Add to this the hype surrounding the latest ‘Best Films’ poll by Sight and Sound, in which Vertigo took over the top place from Citizen Kane, and the two imminent feature films (the Psycho-centred Hitchcock, from Hollywood, with Anthony Hopkins, and The Girl for BBC TV, with Toby Jones, centred on The Birds and Marnie), and we might soon feel in serious need of a Hitchcock moratorium.
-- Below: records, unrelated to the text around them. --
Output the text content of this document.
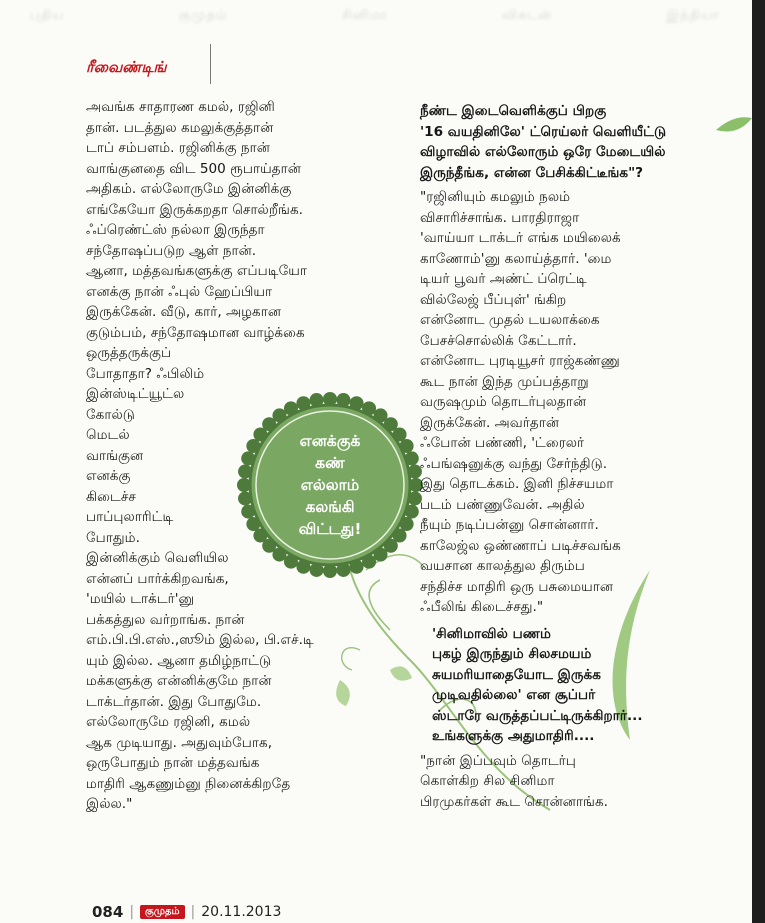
புதிய	குமுதம்	சினிமா	விகடன்	இந்தியா
ரீவைண்டிங்
எனக்குக்
கண்
எல்லாம்
கலங்கி
விட்டது!
அவங்க சாதாரண கமல், ரஜினி
தான். படத்துல கமலுக்குத்தான்
டாப் சம்பளம். ரஜினிக்கு நான்
வாங்குனதை விட 500 ரூபாய்தான்
அதிகம். எல்லோருமே இன்னிக்கு
எங்கேயோ இருக்கறதா சொல்றீங்க.
ஃப்ரெண்ட்ஸ் நல்லா இருந்தா
சந்தோஷப்படுற ஆள் நான்.
ஆனா, மத்தவங்களுக்கு எப்படியோ
எனக்கு நான் ஃபுல் ஹேப்பியா
இருக்கேன். வீடு, கார், அழகான
குடும்பம், சந்தோஷமான வாழ்க்கை
ஒருத்தருக்குப்
போதாதா? ஃபிலிம்
இன்ஸ்டிட்யூட்ல
கோல்டு
மெடல்
வாங்குன
எனக்கு
கிடைச்ச
பாப்புலாரிட்டி
போதும்.
இன்னிக்கும் வெளியில
என்னப் பார்க்கிறவங்க,
'மயில் டாக்டர்'னு
பக்கத்துல வர்றாங்க. நான்
எம்.பி.பி.எஸ்.,ஸூம் இல்ல, பி.எச்.டி
யும் இல்ல. ஆனா தமிழ்நாட்டு
மக்களுக்கு என்னிக்குமே நான்
டாக்டர்தான். இது போதுமே.
எல்லோருமே ரஜினி, கமல்
ஆக முடியாது. அதுவும்போக,
ஒருபோதும் நான் மத்தவங்க
மாதிரி ஆகணும்னு நினைக்கிறதே
இல்ல."
நீண்ட இடைவெளிக்குப் பிறகு
'16 வயதினிலே' ட்ரெய்லர் வெளியீட்டு
விழாவில் எல்லோரும் ஒரே மேடையில்
இருந்தீங்க, என்ன பேசிக்கிட்டீங்க"?
"ரஜினியும் கமலும் நலம்
விசாரிச்சாங்க. பாரதிராஜா
'வாய்யா டாக்டர் எங்க மயிலைக்
காணோம்'னு கலாய்த்தார். 'மை
டியர் பூவர் அண்ட் ப்ரெட்டி
வில்லேஜ் பீப்புள்' ங்கிற
என்னோட முதல் டயலாக்கை
பேசச்சொல்லிக் கேட்டார்.
என்னோட புரடியூசர் ராஜ்கண்ணு
கூட நான் இந்த முப்பத்தாறு
வருஷமும் தொடர்புலதான்
இருக்கேன். அவர்தான்
ஃபோன் பண்ணி, 'ட்ரைலர்
ஃபங்ஷனுக்கு வந்து சேர்ந்திடு.
இது தொடக்கம். இனி நிச்சயமா
படம் பண்ணுவேன். அதில்
நீயும் நடிப்பன்னு சொன்னார்.
காலேஜ்ல ஒண்ணாப் படிச்சவங்க
வயசான காலத்துல திரும்ப
சந்திச்ச மாதிரி ஒரு பசுமையான
ஃபீலிங் கிடைச்சது."
'சினிமாவில் பணம்
புகழ் இருந்தும் சிலசமயம்
சுயமரியாதையோட இருக்க
முடிவதில்லை' என சூப்பர்
ஸ்டாரே வருத்தப்பட்டிருக்கிறார்...
உங்களுக்கு அதுமாதிரி....
"நான் இப்பவும் தொடர்பு
கொள்கிற சில சினிமா
பிரமுகர்கள் கூட சொன்னாங்க.
084 |	குமுதம் | 20.11.2013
And yet… the fact remains that Hitchcock stands as arguably the closest we have to a universal representation of the cinema medium, which makes him of special value to students of cinema at every level. This is not the same as claiming him (or his Vertigo) as ‘the best’, whatever that means. Forget the extravagant BFI claim that he is on a par with Shakespeare or Dickens as an English Great – aside from any quality issues, neither of them did the majority of their work abroad, or took American citizenship – and ponder instead the words of the American scholar Paula Marantz Cohen, writing in 2008: ‘The appeal of Hitchcock to the theorist and historian of film is impossible to overstate. To study him is to find an economical way of studying the entire history of cinema.’ The hype of 2012 is justified if it advances this understanding rather than simply underwriting the BFI’s campaign slogan ‘The Genius of Hitchcock’.